This is why time matters. Society has generational amnesia. New generations will think of this as normal, and will even call you weird for thinking it could ever work differently. There will be an equilibrium, but it will be much farther than you consider reasonable.
You can see this dilemma on YouTube. Videos with highly exaggerated facial expressions, arrows, and sensationalized titles full of exclamation marks tend to attract far more clicks (and therefore more revenue) than those with honest titles and straightforward thumbnails. This trend has forced even high-quality content creators to adopt these tactics to remain financially viable. Despite the misleading titles and thumbnails, their actual content often maintains the same high standards once the video begins.
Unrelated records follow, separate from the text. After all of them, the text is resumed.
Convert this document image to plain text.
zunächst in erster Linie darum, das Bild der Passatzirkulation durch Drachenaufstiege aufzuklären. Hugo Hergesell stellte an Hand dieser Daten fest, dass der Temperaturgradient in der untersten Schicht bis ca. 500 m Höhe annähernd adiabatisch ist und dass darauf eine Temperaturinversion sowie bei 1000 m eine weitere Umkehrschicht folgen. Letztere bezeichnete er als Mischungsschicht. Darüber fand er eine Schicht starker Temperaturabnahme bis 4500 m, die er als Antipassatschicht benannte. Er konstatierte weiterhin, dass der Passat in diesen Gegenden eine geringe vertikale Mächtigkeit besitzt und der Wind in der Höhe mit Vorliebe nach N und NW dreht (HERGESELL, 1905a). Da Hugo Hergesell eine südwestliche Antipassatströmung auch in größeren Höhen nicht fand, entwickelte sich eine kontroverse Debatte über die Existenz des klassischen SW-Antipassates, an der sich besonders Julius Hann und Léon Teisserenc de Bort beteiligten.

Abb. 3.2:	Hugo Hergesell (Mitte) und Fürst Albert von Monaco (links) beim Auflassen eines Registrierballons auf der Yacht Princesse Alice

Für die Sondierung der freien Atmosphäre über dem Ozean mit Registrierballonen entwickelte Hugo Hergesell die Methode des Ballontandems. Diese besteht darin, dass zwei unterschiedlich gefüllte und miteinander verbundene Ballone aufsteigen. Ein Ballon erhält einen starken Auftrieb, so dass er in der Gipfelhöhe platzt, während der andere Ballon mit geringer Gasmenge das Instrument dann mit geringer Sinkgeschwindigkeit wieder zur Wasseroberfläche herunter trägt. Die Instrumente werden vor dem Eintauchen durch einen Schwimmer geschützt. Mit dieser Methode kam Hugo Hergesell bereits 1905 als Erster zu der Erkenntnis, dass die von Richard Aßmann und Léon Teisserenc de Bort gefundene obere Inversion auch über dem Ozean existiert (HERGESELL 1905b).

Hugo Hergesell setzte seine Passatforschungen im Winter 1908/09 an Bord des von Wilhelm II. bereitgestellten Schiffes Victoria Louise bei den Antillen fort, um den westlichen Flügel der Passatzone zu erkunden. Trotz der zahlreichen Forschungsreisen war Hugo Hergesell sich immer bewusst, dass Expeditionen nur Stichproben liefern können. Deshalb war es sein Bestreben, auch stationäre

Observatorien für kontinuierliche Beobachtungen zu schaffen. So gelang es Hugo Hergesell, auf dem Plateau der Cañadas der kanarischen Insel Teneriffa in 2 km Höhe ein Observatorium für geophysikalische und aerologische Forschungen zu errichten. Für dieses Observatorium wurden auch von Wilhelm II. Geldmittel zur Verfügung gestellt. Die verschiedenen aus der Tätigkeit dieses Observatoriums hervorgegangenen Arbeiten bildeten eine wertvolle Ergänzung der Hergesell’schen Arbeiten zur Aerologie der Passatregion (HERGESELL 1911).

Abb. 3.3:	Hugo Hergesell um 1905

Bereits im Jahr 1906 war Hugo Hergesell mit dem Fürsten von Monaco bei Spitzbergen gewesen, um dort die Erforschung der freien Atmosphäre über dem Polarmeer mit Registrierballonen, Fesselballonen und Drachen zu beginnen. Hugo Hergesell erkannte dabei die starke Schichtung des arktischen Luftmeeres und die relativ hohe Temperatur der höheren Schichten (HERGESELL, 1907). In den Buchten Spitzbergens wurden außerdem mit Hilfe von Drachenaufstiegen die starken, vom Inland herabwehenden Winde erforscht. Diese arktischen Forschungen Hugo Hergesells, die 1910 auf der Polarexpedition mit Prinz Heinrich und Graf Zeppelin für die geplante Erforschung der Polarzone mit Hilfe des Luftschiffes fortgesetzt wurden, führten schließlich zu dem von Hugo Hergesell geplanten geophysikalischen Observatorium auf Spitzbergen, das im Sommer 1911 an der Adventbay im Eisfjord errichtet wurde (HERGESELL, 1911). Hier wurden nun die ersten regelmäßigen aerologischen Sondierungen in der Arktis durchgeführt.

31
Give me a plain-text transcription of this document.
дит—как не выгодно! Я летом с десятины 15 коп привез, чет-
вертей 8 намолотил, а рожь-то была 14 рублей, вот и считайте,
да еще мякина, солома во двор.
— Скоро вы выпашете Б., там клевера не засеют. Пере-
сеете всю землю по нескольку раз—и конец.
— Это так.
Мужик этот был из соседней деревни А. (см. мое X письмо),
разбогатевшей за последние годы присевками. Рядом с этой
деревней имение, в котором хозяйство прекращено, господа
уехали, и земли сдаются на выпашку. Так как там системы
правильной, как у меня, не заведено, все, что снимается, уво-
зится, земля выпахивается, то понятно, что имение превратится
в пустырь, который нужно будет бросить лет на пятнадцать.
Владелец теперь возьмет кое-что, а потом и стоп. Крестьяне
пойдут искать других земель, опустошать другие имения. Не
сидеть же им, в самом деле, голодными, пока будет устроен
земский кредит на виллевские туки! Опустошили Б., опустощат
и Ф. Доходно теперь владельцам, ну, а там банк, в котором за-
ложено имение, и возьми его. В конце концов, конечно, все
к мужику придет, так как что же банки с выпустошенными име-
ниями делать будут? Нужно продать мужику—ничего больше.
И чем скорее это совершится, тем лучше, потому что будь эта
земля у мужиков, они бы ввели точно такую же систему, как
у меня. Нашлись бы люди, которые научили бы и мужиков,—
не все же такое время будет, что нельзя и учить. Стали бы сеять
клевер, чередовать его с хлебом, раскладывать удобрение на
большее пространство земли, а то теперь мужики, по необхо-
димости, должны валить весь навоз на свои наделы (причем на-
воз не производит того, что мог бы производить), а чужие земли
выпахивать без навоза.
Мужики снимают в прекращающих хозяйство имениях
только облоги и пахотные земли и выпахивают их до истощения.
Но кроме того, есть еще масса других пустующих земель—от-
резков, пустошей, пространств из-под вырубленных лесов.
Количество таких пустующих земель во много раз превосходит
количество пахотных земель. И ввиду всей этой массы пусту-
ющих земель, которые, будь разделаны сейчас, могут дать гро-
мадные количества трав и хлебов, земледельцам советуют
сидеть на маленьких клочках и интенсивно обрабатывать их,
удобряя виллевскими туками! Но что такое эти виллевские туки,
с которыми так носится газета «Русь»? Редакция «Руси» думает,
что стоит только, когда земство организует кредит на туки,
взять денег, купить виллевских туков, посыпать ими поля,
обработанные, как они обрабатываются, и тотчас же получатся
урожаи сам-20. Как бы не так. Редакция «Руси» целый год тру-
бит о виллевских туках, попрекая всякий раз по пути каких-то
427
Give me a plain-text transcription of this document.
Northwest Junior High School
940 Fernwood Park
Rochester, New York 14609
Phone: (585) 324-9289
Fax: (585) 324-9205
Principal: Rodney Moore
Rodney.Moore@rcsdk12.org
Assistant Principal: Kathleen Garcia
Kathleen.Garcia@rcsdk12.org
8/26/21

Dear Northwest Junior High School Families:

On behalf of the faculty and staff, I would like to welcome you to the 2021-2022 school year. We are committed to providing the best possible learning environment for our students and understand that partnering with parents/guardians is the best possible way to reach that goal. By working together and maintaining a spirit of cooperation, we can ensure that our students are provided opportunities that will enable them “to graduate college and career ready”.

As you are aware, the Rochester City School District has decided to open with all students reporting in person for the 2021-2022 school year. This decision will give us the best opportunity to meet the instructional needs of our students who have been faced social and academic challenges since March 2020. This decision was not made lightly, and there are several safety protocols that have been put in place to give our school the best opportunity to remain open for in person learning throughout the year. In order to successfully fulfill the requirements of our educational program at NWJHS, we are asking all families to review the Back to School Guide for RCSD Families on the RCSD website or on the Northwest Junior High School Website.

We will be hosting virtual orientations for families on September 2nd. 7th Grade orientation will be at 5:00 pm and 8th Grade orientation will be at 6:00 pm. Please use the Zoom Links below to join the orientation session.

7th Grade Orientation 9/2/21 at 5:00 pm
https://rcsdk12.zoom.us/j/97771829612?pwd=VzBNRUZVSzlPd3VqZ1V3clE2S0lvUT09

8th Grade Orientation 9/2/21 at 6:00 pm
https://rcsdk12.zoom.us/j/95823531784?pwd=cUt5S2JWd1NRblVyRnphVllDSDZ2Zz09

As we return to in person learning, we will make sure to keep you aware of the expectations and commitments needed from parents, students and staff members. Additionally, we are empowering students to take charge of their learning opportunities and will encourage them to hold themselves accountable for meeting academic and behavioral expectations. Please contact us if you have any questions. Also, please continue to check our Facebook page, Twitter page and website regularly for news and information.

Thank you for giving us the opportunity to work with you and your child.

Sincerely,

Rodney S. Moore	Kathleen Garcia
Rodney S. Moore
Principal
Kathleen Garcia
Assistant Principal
If you are watching from the browser I can recommend Clickbait Remover for Youtube. It replaces the title image with a frame from the video itself. It also changes the case of titles for them not to scream at you.
it is not about explicitly voting down a Youtube channel to punish the creator for making exaggerated claims,
that type of action does not scale
what will happen instead is that people will develop an immunity to these types of thumbnails and you will visit less - behaviors are the main driving mechanisms
it will be boring like exaggerated burlesque facial expressions in the early movies
Why would they stop working when everyone does it?
The methods described might be new, but the underlying principle is simple and fundamental - charge customers based on their willingness-to-pay. If customers are willing to pay $10 for your product, as opposed to $20, almost all businesses would take that into account when setting their prices.
In a low-tech world, you can only price stuff using one-size-fits-all. So you would price stuff based on something like median-willingness-to-pay. This puts your product out-of-reach for half its potential customers, while giving a big discount to the other half. The techniques described in the article are designed to "fix" the above - sell the product to as many people as possible, and give everyone a more even discount compared to their willingness-to-pay.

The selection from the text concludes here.